OMG, The Government Will Talk Like Normal People

Well, maybe not with OMG or other text-speak. President Obama signed into law a bill that will go into effect October 2011, forcing the government to write clearly when issuing communications to the public.

Gone are the days of “Timely preparation, including structural and non-structural mitigation measures to avoid the impacts of severe winter weather, can avert heavy personal, business and government expenditures. Experts agree that the following measures can be effective in dealing with the challenges of severe winter weather.” The era of “Severe winter weather can be extremely dangerous. Consider these safety tips to protect your property and yourself,” has begun.

The legislation itself almost reads like a magazine article, full of Do’s and Don’ts for anyone writing government communications.
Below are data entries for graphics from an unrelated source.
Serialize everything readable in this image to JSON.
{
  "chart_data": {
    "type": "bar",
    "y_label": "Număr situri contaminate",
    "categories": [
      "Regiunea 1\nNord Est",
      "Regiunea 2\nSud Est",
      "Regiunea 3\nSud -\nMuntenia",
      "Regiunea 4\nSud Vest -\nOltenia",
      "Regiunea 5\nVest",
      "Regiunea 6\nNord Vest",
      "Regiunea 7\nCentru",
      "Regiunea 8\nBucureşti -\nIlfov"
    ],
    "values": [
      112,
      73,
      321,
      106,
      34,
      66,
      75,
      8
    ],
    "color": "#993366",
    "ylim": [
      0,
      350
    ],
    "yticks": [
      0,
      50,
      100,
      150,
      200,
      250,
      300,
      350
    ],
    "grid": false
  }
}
The word “shall” is on the way out, as are “promulgated,” “thereunder,” “heretofore,” and “practicable.”

The new legislation also gives the impression of a kindler, gentler, more personal Uncle Sam. Agencies will be expected to say “we” when referring to the agency or government, and “you” when referring to the citizenry at large.

The biggest shock in all of this? The government must now say “Please.” Not often, of course, but “please” has been designated to replace the phrase “it is requested.” Instead of “it is required,” expect to see “you must.” The IRS is expected to enjoy the new language, as there will no longer be reason for a person to say they did not understand what they were supposed to do.

Another surprise winner here is the environmentalist crowd. Without all the unnecessary jargon cushioning everything the government says, government documents should be pages shorter than in days past.

For those who would bemoan the loss of flowery language taking more space than is needed to illustrate a point, fear not- regulations are not required to follow these new strictures, and agency-to-agency communications are likewise exempted.